Thursday, June 4, 2009

Almost there.....!



This last couple of weeks have been really intense with Tommy's treatments, hence the name Delayed Intensification. Last week we started Thursday with a new regimen, new chemo pill that he takes for the consecutive 14 days, he was given a couple new IV chemo's as well. One is called Cytoxin, which takes about an hour to run through because it is so toxic, and the other is Ara-C which he got last Thursday and the following 3 days, through Sunday. We do the same thing starting today again too, and get chemo thru Sunday. The main side effect for these are nausea, hair loss (what hair?), and low blood counts. Today we went up for some more fun up at Primary's, and got some more chemo. Tommy had to get a blood transfusion again, his hematacrit was low. It is always scary to have to watch them do that, they warn you of course of all the side effects like an allergic reaction, fevers, fainting, nausea, difficulty breathing, paleness, chest pain, oozing at the site (mmmmm...). The nurses watch him very closely while you're there, doing vitals every 15 minutes, for the hour and a half. Then you have to watch him closely at home for the next 24-48 hours. That's when it scares me, when he's home and he has some wierd reaction. He'll be fine, right? So we ended up staying there today for 7 hours! We watched a few movies, ate some lunch, played video games, teased the nurses. And the funny thing, when it was time to go home, Tommy still wasn't ready. I think he should just move in up there, and we can visit. He is so happy there, probably because he gets whatever he wants, and gets to watch movies and play video games all day which he doesn't get to do at home. The nurses and doctors do love him though, how could you not. It was so cute after he got his blood, all the nurses were coming over to see him and saying how pink his cheeks were. I don't know if it was from the blood or if he was blushing, so cute.

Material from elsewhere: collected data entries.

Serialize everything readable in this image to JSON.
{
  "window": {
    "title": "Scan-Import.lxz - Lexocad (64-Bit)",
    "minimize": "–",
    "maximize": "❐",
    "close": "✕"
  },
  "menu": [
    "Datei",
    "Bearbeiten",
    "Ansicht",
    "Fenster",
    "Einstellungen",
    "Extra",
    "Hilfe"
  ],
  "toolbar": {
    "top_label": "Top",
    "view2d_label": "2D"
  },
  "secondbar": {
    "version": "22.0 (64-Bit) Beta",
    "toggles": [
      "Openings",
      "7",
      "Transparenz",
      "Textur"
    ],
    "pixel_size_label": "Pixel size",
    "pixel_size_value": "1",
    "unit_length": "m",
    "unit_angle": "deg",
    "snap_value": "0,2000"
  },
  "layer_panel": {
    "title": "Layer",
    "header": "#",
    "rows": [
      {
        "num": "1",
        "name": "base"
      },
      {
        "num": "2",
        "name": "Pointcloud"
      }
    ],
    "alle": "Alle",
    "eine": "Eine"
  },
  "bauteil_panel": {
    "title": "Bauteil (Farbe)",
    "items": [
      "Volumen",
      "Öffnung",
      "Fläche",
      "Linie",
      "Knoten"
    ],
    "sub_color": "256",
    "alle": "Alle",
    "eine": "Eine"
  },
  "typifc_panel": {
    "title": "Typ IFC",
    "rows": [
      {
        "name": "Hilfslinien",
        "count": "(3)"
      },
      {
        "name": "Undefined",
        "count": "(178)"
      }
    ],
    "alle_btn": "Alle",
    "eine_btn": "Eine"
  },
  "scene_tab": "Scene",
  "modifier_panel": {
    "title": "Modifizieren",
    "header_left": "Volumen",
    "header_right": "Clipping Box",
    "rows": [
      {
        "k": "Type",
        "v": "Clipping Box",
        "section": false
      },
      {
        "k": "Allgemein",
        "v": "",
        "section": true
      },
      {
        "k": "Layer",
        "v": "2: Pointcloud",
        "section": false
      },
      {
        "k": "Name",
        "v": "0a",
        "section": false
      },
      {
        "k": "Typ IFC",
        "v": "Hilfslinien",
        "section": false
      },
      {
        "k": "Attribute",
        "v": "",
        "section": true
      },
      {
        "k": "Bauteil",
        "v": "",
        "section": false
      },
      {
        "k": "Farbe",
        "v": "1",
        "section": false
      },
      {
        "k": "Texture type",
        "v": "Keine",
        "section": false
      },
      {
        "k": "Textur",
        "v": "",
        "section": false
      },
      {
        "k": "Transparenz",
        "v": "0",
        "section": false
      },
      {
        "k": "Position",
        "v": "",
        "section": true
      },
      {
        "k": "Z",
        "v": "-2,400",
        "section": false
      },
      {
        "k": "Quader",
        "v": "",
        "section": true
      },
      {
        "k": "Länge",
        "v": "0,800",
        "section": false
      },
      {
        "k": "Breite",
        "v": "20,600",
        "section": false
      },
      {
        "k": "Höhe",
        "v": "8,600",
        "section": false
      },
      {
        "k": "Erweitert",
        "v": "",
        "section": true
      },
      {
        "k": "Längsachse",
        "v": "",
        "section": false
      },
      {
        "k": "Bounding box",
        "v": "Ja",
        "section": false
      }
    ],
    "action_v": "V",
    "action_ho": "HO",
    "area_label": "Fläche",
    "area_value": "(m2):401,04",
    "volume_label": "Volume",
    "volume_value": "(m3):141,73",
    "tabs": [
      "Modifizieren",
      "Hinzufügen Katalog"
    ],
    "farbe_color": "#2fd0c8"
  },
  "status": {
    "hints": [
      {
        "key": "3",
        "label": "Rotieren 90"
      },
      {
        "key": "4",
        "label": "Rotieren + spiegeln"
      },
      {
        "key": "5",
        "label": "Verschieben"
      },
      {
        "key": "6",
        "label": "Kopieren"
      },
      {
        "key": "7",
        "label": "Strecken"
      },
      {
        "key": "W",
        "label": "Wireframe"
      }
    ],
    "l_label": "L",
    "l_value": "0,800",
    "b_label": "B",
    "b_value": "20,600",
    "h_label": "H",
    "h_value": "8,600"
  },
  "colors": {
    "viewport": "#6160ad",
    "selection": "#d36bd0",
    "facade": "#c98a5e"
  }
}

He has had a good couple of weeks, only one sick day and lots of running around with buddies. The chemo's haven't bothered him too much yet, other than his low blood counts. I love talking to Dr. Barnette whenever we go in, he is so optomistic, he says he'll just fly through this. Usually he does, but this next couple weeks I'm a little more nervous about. The GREAT NEWS is.... We get 2 weeks off from clinic for him to recover and his counts then...Da da da da.... Off to MAINTENANCE!!!!! As long as his ANC is above 750 he can go into maintenance, and then life will get "SO MUCH EASIER", at least that is all we keep hearing. It better!!! We are ready to have a little more of a life. This has really tied us down a lot, not a lot of traveling, Tommy has missed out on a lot of opportunities, and we have to. It sure has been a blessing at the same time though, in all honesty. It has taught us a lot about what life is all about, not to waste it away. We have all tried to be a lot healthier, and to love those around us with all of our hearts. I hope we can remember this experience and grow from it, and to always remember what we have learned from it. That is the only way we will learn in this tough life, if we smile through our trials and learn from them. "Come what may and love it", right?
I am so proud of Tommy. My little 5 year old has taught me more than I ever thought a little boy could. He is so strong, and he never complains, his attitude is so great and he just never gives up. I won't ever let him forget that either, NEVER GIVE UP! After this experience that kid can get through anything. He is and always will be my HERO.
One more thought, we have started a team for the Light the Night Walk, it's called Team Tommy.
Light The Night Walk is The Leukemia & Lymphoma Society's evening walk and fundraising event. It is the nation's night to pay tribute and bring hope to thousands of people battling blood cancers and to commemorate loved ones lost. The date was changed to Friday Oct. 2 instead of Saturday because of General Conference. Join us, it will be a fun, and very meaningful night. If you can't attend, please donate to the cause. Thank you!